The first eight months of 2019 were particularly lucrative for the Ryuk malware’s authors. So far this year, Ryuk is known to have collected $400,000 from rural Jackson County, Georgia; nearly $600,000 from Riviera Beach, Florida; $490,000 from Lake City, Florida; $130,000 from LaPorte County, Indiana; and $100,000 from the public school district in Rockville Centre, New York.
“It’s been a heavy year of activity,” Meyers said. “They have some high likelihood of getting organizations to pay the ransom.”
Ryuk’s demands also tend to be far greater than those by other forms of ransomware. In July, it asked for an average payment of nearly $518,000, compared to an average of about $53,500 for all ransomware attacks, according to Coveware, a firm that helps organizations recover from ransomware. The company also found that while ransomware attacks have grown more rampant across all sectors, government victims typically pay nearly 10 times as much as the private sector.

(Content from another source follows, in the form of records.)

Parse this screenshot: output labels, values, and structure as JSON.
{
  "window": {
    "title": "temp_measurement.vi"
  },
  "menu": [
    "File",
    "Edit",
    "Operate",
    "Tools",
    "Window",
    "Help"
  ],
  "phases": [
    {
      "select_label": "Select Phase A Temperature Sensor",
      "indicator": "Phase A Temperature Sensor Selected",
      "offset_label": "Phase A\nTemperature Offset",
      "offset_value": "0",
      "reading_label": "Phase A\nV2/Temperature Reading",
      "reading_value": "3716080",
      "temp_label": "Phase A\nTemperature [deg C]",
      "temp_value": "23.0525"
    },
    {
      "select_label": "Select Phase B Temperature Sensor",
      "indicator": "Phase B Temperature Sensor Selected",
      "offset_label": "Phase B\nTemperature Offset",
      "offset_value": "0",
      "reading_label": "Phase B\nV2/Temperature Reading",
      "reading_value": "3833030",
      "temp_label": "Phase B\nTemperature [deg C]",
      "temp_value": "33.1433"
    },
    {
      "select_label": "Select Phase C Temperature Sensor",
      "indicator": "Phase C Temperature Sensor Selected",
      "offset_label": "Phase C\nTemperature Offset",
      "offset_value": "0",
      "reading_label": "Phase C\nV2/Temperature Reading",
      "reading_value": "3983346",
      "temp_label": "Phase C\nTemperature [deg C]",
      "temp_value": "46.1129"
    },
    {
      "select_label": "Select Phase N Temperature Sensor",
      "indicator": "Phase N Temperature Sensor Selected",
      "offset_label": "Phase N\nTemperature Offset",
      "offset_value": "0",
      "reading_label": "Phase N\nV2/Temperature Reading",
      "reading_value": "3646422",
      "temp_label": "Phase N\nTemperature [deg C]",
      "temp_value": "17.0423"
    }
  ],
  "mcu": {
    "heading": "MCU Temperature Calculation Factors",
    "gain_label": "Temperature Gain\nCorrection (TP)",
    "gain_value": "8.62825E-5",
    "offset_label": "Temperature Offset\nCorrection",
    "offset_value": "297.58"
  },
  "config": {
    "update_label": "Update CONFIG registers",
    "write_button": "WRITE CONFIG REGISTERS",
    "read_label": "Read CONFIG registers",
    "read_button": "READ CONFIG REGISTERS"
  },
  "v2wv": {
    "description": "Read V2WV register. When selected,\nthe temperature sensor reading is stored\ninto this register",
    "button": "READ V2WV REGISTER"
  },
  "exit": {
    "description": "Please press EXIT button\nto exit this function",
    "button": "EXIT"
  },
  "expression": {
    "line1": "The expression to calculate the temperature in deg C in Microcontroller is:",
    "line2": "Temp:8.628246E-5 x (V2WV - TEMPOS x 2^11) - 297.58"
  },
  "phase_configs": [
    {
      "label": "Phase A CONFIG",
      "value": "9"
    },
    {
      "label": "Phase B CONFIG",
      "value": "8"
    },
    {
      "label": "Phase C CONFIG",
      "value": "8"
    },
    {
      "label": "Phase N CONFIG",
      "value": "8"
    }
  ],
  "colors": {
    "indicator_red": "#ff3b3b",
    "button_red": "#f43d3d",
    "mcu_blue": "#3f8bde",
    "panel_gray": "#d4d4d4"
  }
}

But CrowdStrike’s Meyers said it appears hacker groups like Wizard Spider and Grim Spider have found a “soft underbelly” in local governments, which often lack strong internal cybersecurity capabilities.
“I think the problem with a lot of the state and local agencies is that they don’t have the resources,” he said. “[The hackers] know they have them in a position where they will feel the pressure to pay the ransom. There’s a lot of money being made.”